Non resta confinata nel Sulcis la protesta dei lavoratori dell'Alcoa di Portovesme: ieri mattina circa 300 operai, con tamburi, fischietti, bandiere, striscioni e tanta disperazione, hanno invaso le banchine del porto di Cagliari impedendo lo sbarco dei passeggeri dal traghetto "Nomentana" della Tirrenia che avrebbe dovuto attraccare al molo. La data del 17, giorno in cui scade il regime delle tariffe energetiche speciali di cui gode la multinazionale dell'alluminio, si avvicina velocemente e se per allora non ci saranno novità positive l'Alcoa sospenderà la produzione. Da qualche giorno le iniziative di protesta dei lavoratori si susseguono, sempre più intense e sempre più partecipate. Ieri le tute blu si sono date appuntamento di buon mattino davanti ai cancelli della fabbrica, a Portovesme: un pullman e tantissime auto sono partite alla volta di Cagliari. Un lungo corteo a passo d'uomo che ha paralizzando il traffico sulla Statale 130.
PORTO BLOCCATO Dal Sulcis gli operai hanno spostato a Cagliari la loro protesta, bloccando il molo e impedendo l'attracco del traghetto in arrivo da Civitavecchia: i passeggeri sono riusciti a sbarcare soltanto dopo mezzogiorno, con quattro ore di ritardo rispetto al previsto.
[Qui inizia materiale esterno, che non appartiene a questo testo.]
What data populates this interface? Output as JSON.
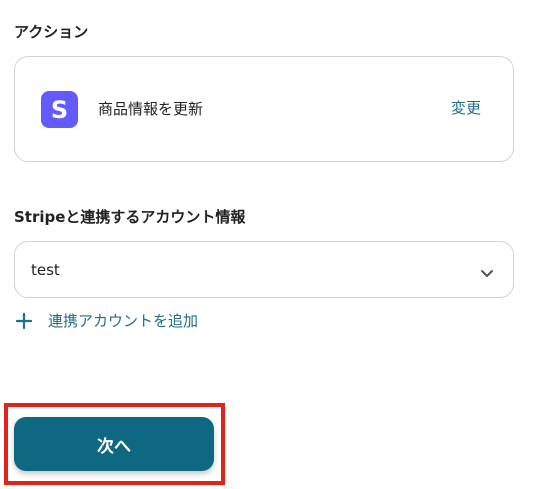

Dopo la clamorosa iniziativa nel porto del capoluogo, i lavoratori si sono diretti davanti alla sede del Consiglio regionale in via Roma. E anche lì non sono mancati i momenti di tensione, anche sulla composizione della delegazione che avrebbe dovuto incontrare (insieme ai sindaci del Sulcis) i presidente della Giunta regionale Ugo Cappellacci e del Consiglio Claudia Lombardo. Ma anche durante il vertice gli operai si sono fatti sentire, tenendo alta la tensione.
ALTA TENSIONE «Purtroppo non si è mossa un virgola, è rimasto tutto immutato rispetto all'ultimo incontro», ha riferito Franco Bardi, segretario della Fiom Cgil: «L'unica cosa che è cambiata è il tempo a disposizione per fare qualcosa: sempre di meno». Per la Cisl l'incontro è stato interlocutorio:«Non ci sono sostanziali novità», ha commentato Rino Barca, segretario della Fsm-Cisl: «Sono in corso trattative, ma il tempo a disposizione è poco e servono immediatamente risposte concrete, che finora non abbiamo avuto». Dopo la mattinata di protesta a Cagliari i lavoratori sono tornati a Portovesme, dove continua il presidio sotto la torre di 60 metri, sulla sommità della quale tre operai sono asserragliati da più di una settimana, sfiniti dal disagio e dalla tensione. «Abbiamo sentito tante parole», sottolinea Andrea Cuccu, segretario della Uilm, «ma, per evitare che l'Alcoa metta in atto l'ipotesi di chiusura, servono atti concreti».
OGGI A ROMA Ieri a Cagliari con i lavoratori c'erano anche i sindaci del Sulcis, che oggi saranno a Roma in sit-in davanti a Palazzo Chigi, proprio per la vertenza-Alcoa. Mentre gli operai stanno organizzando una trasferta a Roma per il 17, alla scadenza del conto alla rovescia che da giorni angoscia circa duemila famiglie del Sulcis. «Ci auguriamo che si scongiuri la sospensione delle produzioni», dice Stefano Lai, delegato Cub della Rsu, «altrimenti nessuno sarà più in grado di controllare la rabbia dei lavoratori». Sulla questione Alcoa è intervenuto anche Silvio Lai, segretario regionale del Pd: «L'esecutivo regionale deve dare risposte concrete alle istanze dei lavoratori e dei rappresentanti dell'opposizione», si legge in una sua nota. «In questo momento delicato va la solidarietà alle numerose famiglie che rischiano di trovarsi senza uno stipendio». Anche Giampaolo Diana, consigliere regionale del Pd, chiede risposte alla Giunta: «Non ha ancora detto quale sarà lo strumento che Regione e Governo intendono adottare per trovare una soluzione».